Stressing the importance of business incubators in Gaza in establishing tech startups and spreading the entrepreneurship culture among young people, Kodeih pointed to eight incubators in Palestine, four of them in Gaza. These incubators nurture young entrepreneurs for eight to 12 months, providing them with administrative, logistical and financial support. They offer them a one-time grant of between $4,000 and $7,000.
Kodeih went on, “Power cuts are a major obstacle. We had to pay huge amounts to buy generators, but a year ago we bought solar panels.” It was an enormous outlay, he said, but necessary for the company's production.
He continued, “Closed crossings prevent us from traveling to acquire new expertise. New technologies that are necessary for our work have emerged in the past years around the world. We were not, however, able to travel for proper training. It is true that such technologies are available online, but practicing and participating in training in a more advanced scientific environment abroad would really hone our skills.”
Samer Mehani, 34, co-founded the Gaza-based New Line startup for mobile application and web services with his colleague Mohammed al-Dabbagh, 30.
“Young entrepreneurs in Gaza are increasingly attracted to tech startups that can penetrate international and Arab markets without the need to meet face-to-face with customers,” Mehani told Al-Monitor. “These companies have greater chances at success than those in other sectors because they are less affected by the blockade and the closure of crossings.” However, Mehani concurs that the power blackouts in Gaza that reach up to 20 hours a day have impeded startup companies.
Mehani and Dabbagh began working remotely in 2009. Today, they have an online company of 30 employees, developing and designing Android applications for Gulf companies and ministries, including the Saudi Ministries of Education and Justice.
Ashraf Hijazi, a business developer at the Business and Technology Incubator, told Al-Monitor, “We receive about 300 technology pitches every year. The Gazan market is closed and in very poor condition. But tech startups can break into foreign markets and find clients via international and Arab online platforms seeking freelancers or thanks to the entrepreneurs’ personal relationships with existing companies.”
Mohamed al-Abssi, technical adviser to the Ministry of Communications and Information Technology in Gaza, described the technology sector as vital to alleviate Gaza's unemployment crisis. He told Al-Monitor, “Most startups in Gaza operate in the Gulf markets, and a few in the European and American markets.”

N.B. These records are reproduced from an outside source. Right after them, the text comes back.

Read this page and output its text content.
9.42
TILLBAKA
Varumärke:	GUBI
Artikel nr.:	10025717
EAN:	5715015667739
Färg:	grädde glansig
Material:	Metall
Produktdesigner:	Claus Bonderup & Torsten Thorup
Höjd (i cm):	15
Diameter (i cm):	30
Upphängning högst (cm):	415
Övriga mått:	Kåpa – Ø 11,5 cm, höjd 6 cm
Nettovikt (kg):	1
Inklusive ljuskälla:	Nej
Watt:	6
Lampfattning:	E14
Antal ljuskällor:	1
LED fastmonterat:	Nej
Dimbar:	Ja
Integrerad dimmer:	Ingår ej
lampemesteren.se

The general director of company registration at the Gaza Ministry of Economy, Abdallah Abu Ruwayda, told Al-Monitor, “Most startups are referred to us by business incubators and are registered as joint liability companies. The registration fee for such companies at the Gaza ministry amount to 900 Jordanian dinars [around $1,300]. In order to encourage startups, we ask them to make a down payment and pay the rest over the course of three years.”
Professor of economics at Al-Azhar University in Gaza Muin Rajab noted that government institutions in Gaza are applying information technology in their interactions with citizens. “This boosted the Palestinian digital economy,” he said.
Maher Tabbaa, public relations director for the Gaza Strip Chamber of Commerce, told Al-Monitor, “The surge in the number of tech startups is only natural as Palestinians are aware of the value of working remotely and online. The technology sector does need any large capital and depends on the individual’s skills. What further helps this sector grow is that it does not need crossings and is [relatively] unharmed by the restrictions imposed on Gaza.”